Everyone works on different levels so of course, college could be hard or easy for any student. I didn’t know what I could have been getting myself into but I did know that the outcome was going to be worth it in the end.


College. This can also be known as some of the best years of your life. Even though I didn’t know what to expect, I am so happy I made the decision to come to college. I not only want to do it for myself but to show my parents and my family that I can make a difference.


I still remember when I first drove on to campus and met my roommate (who is still my roommate) and got to enjoy some of the weekend activities offered. I knew from that point that I was going to okay.


My new transition was one that I wanted and it was only going to help me grow as a person.

I wish my parents were able to go to college but I know that they support me through everything. Their support is very strong and I am thankful for them.

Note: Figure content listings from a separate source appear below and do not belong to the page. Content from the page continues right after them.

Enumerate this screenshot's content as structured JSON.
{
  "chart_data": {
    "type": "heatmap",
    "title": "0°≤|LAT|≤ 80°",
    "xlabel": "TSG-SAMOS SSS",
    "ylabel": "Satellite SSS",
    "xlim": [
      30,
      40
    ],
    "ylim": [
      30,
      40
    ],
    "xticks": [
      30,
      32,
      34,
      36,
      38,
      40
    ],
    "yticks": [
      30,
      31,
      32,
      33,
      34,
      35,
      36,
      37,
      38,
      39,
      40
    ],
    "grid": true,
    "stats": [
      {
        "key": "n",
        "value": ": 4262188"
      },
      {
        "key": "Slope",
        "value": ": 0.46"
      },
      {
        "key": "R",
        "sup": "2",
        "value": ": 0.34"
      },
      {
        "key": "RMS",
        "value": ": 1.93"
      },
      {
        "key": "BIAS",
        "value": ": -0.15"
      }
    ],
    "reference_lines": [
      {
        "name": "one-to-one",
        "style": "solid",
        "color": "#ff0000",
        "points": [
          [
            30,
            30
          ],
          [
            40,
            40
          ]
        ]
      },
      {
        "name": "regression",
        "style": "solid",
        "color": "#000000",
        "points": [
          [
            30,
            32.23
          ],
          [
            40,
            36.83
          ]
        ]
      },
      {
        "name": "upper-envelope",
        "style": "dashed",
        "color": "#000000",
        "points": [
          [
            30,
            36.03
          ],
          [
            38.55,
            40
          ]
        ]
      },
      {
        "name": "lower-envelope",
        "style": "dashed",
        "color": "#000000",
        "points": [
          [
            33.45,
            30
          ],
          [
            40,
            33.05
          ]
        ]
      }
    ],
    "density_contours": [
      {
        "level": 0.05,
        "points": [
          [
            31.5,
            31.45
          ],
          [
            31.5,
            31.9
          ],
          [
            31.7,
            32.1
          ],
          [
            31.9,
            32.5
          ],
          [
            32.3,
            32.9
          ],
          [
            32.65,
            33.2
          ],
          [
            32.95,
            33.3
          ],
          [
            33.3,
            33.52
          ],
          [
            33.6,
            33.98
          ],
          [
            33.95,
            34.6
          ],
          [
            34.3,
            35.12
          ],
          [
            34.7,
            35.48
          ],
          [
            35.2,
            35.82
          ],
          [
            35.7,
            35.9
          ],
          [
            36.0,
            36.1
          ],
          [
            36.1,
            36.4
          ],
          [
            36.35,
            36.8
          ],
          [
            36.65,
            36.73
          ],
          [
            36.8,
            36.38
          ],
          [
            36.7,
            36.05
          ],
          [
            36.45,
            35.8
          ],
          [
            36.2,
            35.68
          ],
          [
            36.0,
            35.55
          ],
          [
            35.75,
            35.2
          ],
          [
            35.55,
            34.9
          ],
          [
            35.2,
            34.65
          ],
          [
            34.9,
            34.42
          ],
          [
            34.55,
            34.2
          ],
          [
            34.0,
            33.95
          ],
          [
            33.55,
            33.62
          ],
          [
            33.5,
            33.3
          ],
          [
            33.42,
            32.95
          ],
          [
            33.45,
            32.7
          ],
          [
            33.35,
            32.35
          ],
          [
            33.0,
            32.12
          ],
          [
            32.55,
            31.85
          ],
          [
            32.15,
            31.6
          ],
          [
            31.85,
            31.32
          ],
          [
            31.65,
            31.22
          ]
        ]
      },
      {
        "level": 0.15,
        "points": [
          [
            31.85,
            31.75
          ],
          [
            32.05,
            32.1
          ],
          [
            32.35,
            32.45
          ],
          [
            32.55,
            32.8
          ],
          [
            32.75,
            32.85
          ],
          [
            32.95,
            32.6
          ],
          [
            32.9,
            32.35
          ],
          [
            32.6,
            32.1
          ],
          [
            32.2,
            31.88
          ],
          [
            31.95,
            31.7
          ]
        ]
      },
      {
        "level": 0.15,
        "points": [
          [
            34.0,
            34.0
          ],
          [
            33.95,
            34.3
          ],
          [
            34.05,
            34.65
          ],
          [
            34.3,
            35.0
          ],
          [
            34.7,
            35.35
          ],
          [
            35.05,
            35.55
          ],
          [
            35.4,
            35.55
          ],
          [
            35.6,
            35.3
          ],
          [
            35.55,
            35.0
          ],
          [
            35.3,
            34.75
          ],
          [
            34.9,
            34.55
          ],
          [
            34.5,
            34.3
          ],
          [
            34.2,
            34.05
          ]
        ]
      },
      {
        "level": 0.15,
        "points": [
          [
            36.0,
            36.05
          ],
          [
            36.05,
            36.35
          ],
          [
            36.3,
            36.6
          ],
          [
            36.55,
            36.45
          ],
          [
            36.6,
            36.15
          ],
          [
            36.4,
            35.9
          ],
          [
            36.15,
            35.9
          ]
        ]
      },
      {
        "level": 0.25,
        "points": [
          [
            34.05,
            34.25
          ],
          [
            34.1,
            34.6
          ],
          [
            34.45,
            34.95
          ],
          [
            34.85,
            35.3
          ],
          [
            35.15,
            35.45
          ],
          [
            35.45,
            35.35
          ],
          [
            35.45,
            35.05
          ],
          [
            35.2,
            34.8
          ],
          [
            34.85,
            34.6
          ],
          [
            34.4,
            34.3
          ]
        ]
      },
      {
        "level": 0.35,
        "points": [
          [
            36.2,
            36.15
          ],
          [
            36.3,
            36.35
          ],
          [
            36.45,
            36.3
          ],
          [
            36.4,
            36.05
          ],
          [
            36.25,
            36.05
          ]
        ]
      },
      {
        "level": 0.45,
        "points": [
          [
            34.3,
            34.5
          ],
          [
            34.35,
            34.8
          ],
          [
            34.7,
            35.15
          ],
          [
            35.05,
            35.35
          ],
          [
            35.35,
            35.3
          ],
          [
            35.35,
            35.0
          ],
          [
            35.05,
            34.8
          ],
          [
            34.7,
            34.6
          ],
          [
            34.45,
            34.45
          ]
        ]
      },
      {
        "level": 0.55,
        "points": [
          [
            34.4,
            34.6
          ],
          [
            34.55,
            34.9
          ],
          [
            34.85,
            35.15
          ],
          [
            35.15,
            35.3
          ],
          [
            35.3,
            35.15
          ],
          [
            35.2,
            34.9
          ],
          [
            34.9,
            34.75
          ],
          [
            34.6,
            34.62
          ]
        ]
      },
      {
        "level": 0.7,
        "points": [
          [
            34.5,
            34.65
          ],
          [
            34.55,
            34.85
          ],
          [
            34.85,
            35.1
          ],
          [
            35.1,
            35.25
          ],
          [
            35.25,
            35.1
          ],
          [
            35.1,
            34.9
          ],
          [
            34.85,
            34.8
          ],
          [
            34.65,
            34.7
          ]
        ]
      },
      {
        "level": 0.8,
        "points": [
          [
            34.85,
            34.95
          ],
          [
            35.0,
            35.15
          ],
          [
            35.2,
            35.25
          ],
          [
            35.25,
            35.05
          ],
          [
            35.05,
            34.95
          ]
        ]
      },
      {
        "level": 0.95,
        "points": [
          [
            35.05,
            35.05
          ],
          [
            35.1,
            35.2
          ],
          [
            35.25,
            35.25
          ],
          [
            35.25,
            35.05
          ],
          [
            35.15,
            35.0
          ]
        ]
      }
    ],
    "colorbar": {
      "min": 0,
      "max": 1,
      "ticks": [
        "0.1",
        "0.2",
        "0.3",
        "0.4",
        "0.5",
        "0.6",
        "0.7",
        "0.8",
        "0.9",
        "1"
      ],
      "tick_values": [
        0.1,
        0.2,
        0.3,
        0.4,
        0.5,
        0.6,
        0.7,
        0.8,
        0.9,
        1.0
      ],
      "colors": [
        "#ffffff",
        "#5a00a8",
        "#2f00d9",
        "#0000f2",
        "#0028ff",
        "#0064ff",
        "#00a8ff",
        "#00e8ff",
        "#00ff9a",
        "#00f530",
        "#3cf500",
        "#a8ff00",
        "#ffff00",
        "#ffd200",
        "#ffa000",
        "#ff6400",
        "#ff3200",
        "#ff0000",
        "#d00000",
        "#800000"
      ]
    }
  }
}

No one should ever be afraid of college because it truly is some of the best years of life.


Adam Sauceda

Being the middle child, I was hardly the first at anything, but when my brother joined the Navy after high school, I had my chance to be the first to college.


However, with first time experience comes first time problems.


My biggest problem: financial aid.


My grades were just good and I was a great student, so I did not think I would have any problems.


Then came the mountain of paper work for FAFSA applications, tax returns and federal pell grant applications.


In high school, I heard that FAFSA was enough to pay for my college if I qualified for the full amount.


I did, but boy was I wrong and problems quickly ensued.


I had never gone to a financial aid office. I had never had anyone tell me “this is what you do and how you do it.”


So, not having enough aid and with a few thousand dollars worth of loans, I withdrew from the university.


Unfortunately, the company I had acquired loans from had no grace period for paying them back if I had withdrawn and I could not get any other loans until I paid it off. Entirely.

So I spent the next few years working as anything from a substitute teacher to a DJ to a ranch hand to pay off my loan.


In fact, my sister, who graduated three years after me, finished college before I did.

All well, I was still the first one here. Right?

Now, hopefully all of you have this financial aid thing down, but in case you don’t, here are some quick tips:

1. The financial aid office and its workers are there to help. Go ask questions, get step by step instructions and get to know them. They will be invaluable throughout your college career.


2. Check your department for scholarships. Some of my most helpful scholarships have come from my department. Even if they are small, every bit helps.


3. Ask your classmates. As valuable as the financial aid office are the upper class man who have “been there, done that.” Despite my own issues entering college, I have now helped several incoming friends with their aid. It’s the least I can do, I was in their shoes once.